Monday, April 16, 2012
As a friend of mine would say: "I has a sad." It's nothing serious and nothing personal, so don't worry.
No, it's sort of a "I hate to see two friends fighting" type of thing - mostly having to do with this post, its author's awesome blog (which I link to a lot), and the community he represents (people of color in tabletop gaming); and this guy, his incredible group blog, and the community he represents (speculative fiction writers, editors, and publishers).
Both of these folks and their respective communities are very progressive. They routinely advocate for equality both in their hobbies/industries and in the larger society. By all rights, Deeper in the Game and Making Light should be staunch allies. And yet, the authors and their communities don't get along. This mostly stems from an incident ignominiously dubbed "RaceFail '09".

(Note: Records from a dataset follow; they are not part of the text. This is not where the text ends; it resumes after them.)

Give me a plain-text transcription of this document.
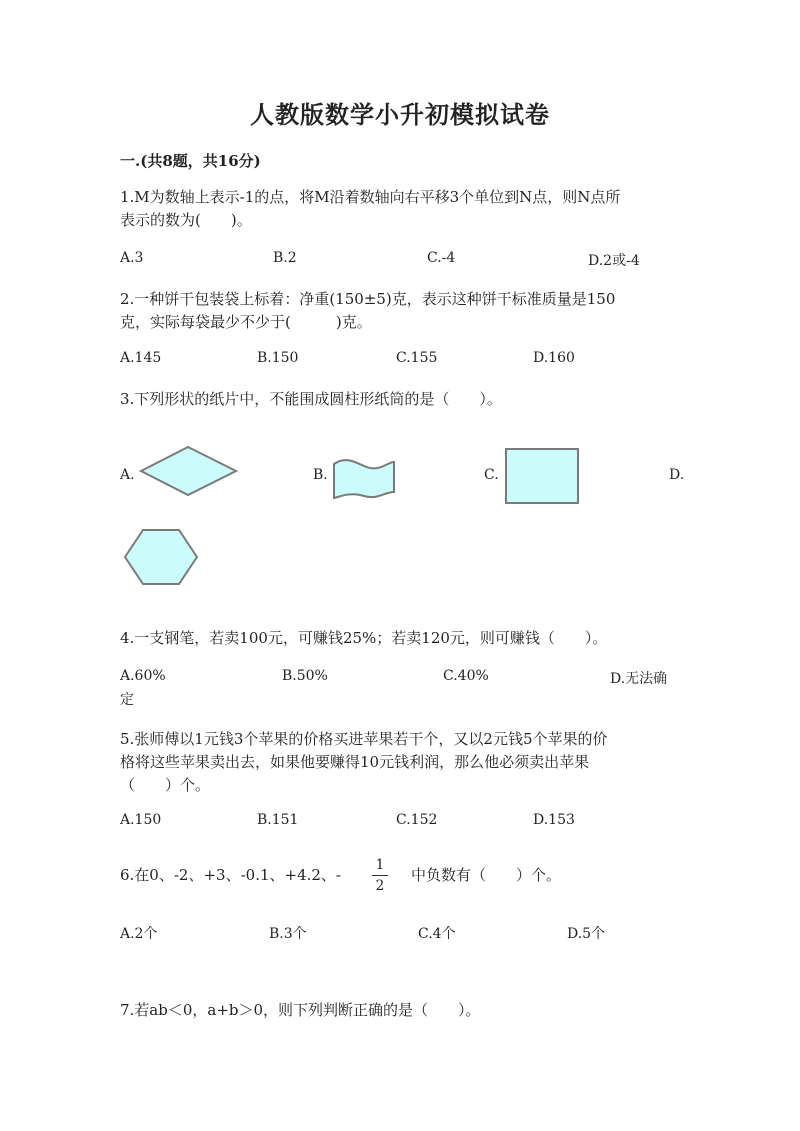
人教版数学小升初模拟试卷
一.(共8题，共16分)
1.M为数轴上表示-1的点，将M沿着数轴向右平移3个单位到N点，则N点所
表示的数为(　　)。
A.3	B.2	C.-4	D.2或-4
2.一种饼干包装袋上标着：净重(150±5)克，表示这种饼干标准质量是150
克，实际每袋最少不少于(　　　)克。
A.145	B.150	C.155	D.160
3.下列形状的纸片中，不能围成圆柱形纸筒的是（　　）。
A.	B.	C.	D.
4.一支钢笔，若卖100元，可赚钱25%；若卖120元，则可赚钱（　　）。
A.60%	B.50%	C.40%	D.无法确
定
5.张师傅以1元钱3个苹果的价格买进苹果若干个，又以2元钱5个苹果的价
格将这些苹果卖出去，如果他要赚得10元钱利润，那么他必须卖出苹果
（　　）个。
A.150	B.151	C.152	D.153
6.在0、-2、+3、-0.1、+4.2、-
1
2
中负数有（　　）个。
A.2个	B.3个	C.4个	D.5个
7.若ab＜0，a+b＞0，则下列判断正确的是（　　）。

It started when a couple of published authors blogged about "writing the Other". There was mixed reaction to the posts: some felt that the advice was good; others were concerned about things like cultural appropriation. Several of the authors drew criticism for things they had previously written. People got defensive, there was much piling on, and the ultimate results were lots of hurt feelings and bad blood.
I think both sides acted badly, and I could definitely preach to both, but I'm not going to. No, I'm going to preach to one side only, and it's the side I'm on - the side of the privileged white dude who wants to be an ally. Because it's what I know, and one of the lessons I've learned (and you're about to read) is that you don't presume to tell people the best way to fight their own battles.
- Recognize that you are not part of the community you are advocating for. You do not share their experience. Being Italian or Jewish or Wiccan is not the same as being black or a woman or gay.
- Because you do not share that experience, the only way you can understand is to listen. Don't give advice. Don't assume you know what problems they face or how to solve them. You are not Kevin Costner.
- Learn the language the group uses to describe their struggle. More than anything, this shows that you are listening and trying to understand. Also, you might actually learn something.
- Accept that not everyone in the group will trust you. You're an outsider; they've been hurt by people like you. It's not fair, but you know what? People who have been hurt lash out. You wanna help? Get over it. If you get defensive the second someone challenges you, you're done.
- Know that you will at some point say something ignorant, dumb, or hurtful and you will be called out for it. Think before you speak. Think before you write. And when it does happen, suck it up and apologize. Remember why you're in this fight in the first place.
- Know that at some point you will say or do something entirely reasonable and still be called out for it. The correct response is to ask politely why you offended, listen graciously, and avoid the offending behavior in the future. It's not your place to decide what other people should feel.
- Be proactive in the real world, when you're around people like you. Work to educate them. Take risks. Actively fight discrimination. Often you will be the only voice that your privileged peers hear and heed.
- Remember why you're doing this: not because it makes you some kind of hero, but because there is real injustice in the world that bothers you so much that you are compelled to fight it.2
In the above-mentioned dispute, it's pretty clear the original authors were advocating 1, 2, and 3 - then failed miserably at 4, 5, and 6. And everyone lost sight of 8. Now maybe there was no winning. It was the internet, after all, and it's far too easy to derail a comment thread into a flame war. But sometimes the best approach is to just acknowledge criticism and move on. That's a good general rule to follow on the 'net and in life too.
1 By "allies", I mean people from a more privileged group who advocate for a less-privileged or oppressed group. Male feminists, LGBT allies, and white anti-racists all fall into this category.
2 Incidentally, that's what makes a real hero. If you're just in it for the recognition, there are way better ways to get attention.